Dragino のサンプルコードは以下のレポジトリにまとまっています。
このレポジトリのsend_multiple_sensor_data_with_soracom.ino スケッチを起点にして、ここにエアクオリティセンサの数値を足していきたいと思います。
AQI.ino
を見ながら、このスケッチに必要な行を追加していきます。
まず I2C 通信に必要な Wire.h
をインクルードします。void setup()
の前あたりに入れると良いでしょう。また I2C でセンサにアクセスするための情報もここで定義します。
#include <Wire.h>
#define AQS_ADDRESS 0x32
#define AQS_DATA_LEN 16
#define AQS_ID 0x43
次に setup()
の中に Wire.begin();
を追加します(一番最後)。
最後に void loop()
の中に センサー情報の読み取り処理を足し、payload にも追加するように変更します。
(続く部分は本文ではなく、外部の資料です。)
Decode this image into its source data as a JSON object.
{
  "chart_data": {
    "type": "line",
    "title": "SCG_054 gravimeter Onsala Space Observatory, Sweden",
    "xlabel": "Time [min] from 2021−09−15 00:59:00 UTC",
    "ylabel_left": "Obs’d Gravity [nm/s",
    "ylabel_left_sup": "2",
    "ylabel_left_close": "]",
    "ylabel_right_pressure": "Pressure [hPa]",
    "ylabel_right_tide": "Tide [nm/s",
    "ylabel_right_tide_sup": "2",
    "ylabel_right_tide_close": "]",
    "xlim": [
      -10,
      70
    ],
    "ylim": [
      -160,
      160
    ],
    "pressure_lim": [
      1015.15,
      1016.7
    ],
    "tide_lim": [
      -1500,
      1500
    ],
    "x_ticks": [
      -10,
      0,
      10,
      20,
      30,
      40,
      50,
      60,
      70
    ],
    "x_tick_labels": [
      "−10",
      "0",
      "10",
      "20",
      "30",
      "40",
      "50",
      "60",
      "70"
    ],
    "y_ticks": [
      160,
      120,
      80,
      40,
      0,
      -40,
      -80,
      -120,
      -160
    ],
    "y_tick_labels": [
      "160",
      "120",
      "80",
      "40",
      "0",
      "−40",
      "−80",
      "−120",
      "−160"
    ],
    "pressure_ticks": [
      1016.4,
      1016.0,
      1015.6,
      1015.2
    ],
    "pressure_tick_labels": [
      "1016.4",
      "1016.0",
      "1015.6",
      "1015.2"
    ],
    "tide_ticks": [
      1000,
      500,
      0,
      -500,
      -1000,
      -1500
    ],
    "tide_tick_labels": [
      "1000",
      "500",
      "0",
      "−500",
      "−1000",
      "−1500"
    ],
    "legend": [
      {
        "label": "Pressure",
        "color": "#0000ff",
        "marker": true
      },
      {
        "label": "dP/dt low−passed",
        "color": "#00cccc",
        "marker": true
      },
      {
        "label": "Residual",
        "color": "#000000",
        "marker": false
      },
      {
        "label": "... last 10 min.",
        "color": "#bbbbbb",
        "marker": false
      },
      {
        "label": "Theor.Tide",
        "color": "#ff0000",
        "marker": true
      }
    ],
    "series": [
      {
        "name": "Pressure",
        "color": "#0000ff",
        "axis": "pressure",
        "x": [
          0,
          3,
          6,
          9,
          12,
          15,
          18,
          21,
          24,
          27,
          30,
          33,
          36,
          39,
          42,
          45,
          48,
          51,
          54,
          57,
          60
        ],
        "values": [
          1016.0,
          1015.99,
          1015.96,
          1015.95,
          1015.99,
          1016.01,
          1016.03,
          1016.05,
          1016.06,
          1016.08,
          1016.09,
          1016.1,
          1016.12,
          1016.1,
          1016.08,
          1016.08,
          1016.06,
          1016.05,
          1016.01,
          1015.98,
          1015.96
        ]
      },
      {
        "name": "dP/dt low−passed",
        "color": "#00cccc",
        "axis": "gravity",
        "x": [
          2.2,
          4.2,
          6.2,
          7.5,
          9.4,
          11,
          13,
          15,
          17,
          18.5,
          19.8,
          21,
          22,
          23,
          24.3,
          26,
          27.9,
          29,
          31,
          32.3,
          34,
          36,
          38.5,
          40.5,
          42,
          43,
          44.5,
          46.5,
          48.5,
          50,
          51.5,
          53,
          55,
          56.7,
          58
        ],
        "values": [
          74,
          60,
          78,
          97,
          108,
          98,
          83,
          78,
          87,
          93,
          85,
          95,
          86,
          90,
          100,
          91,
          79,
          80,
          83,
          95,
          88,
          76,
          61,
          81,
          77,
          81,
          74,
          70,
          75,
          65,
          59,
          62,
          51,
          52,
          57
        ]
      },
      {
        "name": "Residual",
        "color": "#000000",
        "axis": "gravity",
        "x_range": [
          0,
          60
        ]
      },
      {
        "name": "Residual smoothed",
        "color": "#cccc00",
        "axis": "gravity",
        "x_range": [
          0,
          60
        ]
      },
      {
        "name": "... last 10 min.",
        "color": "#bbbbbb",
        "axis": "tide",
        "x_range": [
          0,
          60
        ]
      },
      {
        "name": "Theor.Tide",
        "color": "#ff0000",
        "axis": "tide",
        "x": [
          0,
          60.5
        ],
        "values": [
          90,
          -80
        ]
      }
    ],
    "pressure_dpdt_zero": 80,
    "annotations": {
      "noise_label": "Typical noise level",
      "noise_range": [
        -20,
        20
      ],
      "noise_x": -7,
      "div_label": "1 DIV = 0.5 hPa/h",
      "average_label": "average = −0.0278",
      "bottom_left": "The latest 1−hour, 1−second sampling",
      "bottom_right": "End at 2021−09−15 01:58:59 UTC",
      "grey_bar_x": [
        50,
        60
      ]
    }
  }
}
まずセンサ情報の読み取りについては void loop()
の先頭あたりに
uint8_t rdata[AQS_DATA_LEN];
int16_t int_eco2,int_iaq;
float eco2,iaq;
char buf_eco2[7],buf_iaq[5]]
Wire.requestFrom(AQS_ADDRESS, AQS_DATA_LEN);
for(int i=0;i<AQS_DATA_LEN;i++)
{
rdata[i]=Wire.read();
}
Wire.endTransmission();
if(rdata[0]==AQS_ID) Serial.print("Sensor is Found! ");
else Serial.print("Sensor is Not Found! ");
if(rdata[1]==1) Serial.println("Sensor is Ready! ");
else Serial.println("Sensor is Not Ready! ");
int_eco2 = ((rdata[10]&0xFF)<<8) +(rdata[11]&0xFF);
int_iaq = ((rdata[12]&0xFF)<<8) +(rdata[13]&0xFF);
eco2 = int_eco2/10.0;
iaq = int_iaq/100.0;
dtostrf(eco2, 0, 2, eco2);
dtostrf(iaq, 0, 2, iaq);
のように処理を足します。
payload へ eco2
や iaq
を足すためには、
char payload[90];
sprintf_P(payload, PSTR("{\"light\":%d,\"sound\":%d,\"temp_c\":%s,\"humi\":%d,\"air_pressure_hpa\":%s}"),
light_mapped_value, sound_mapped_value, temp_buf, humi, hPa_buf);
この部分を下記のように変更します。
char payload[128];
sprintf_P(payload, PSTR("{\"light\":%d,\"sound\":%d,\"temp_c\":%s,\"humi\":%d,\"air_pressure_hpa\":%s,\"co2\":%s,\"iaq\":%s}"),
light_mapped_value, sound_mapped_value, temp_buf, humi, hPa_buf, buf_eco2, buf_iaq);
送信するデータが大きくなったので payload の長さも増やす必要があることに注意が必要です
※コード全体はここから参照できます
さて、このスケッチを動作させると
{"light":62,"sound":19,"temp_c": 26.0,"humi":30,"air_pressure_hpa":1013.7,"co2":405.20,"iaq":1.28}
のようなデータが SORACOM Harvest Data に送信されているようです。
ユーザコンソールでグラフを確認してみましょう。
気圧のデータの桁が多いので、CO2 のグラフだけにしてみると、
ちゃんとデータが送信できているようですね。
ダッシュボード化
次にこのデータを元に SORACOM Lagoon で可視化してみることにします。
空気がものすごく乾いていることがわかりました...どうりで目がすぐ乾いたり、鼻の穴が乾くはずです。加湿器の購入を検討したいと思います。
二酸化炭素濃度については、一人でいる分にはそこまで悪化する事はなさそうですね。オフィスなど人の多い場所ではもっと違った結果を得られるかもしれませんので、後日試してみたいと思います。
ちなみに寝室のモニタリングをしようと思ったんですが、LED が眩しくて断念しました...
まとめ
データをアップロードするサンプルコードを元に、自分で別途用意したセンサの情報を追加で送信したいというケースって結構あると思います。そういった場合、
- まずセンサとマイコンだけでデータの読み取りを行ってみる
- データ送信を行うコードに、1 の中の処理を移植していく
- 送信するデータにセンサデータを含めるように変更する
といった感じでアプローチすると実現できますので、ぜひみなさんもやってみてください。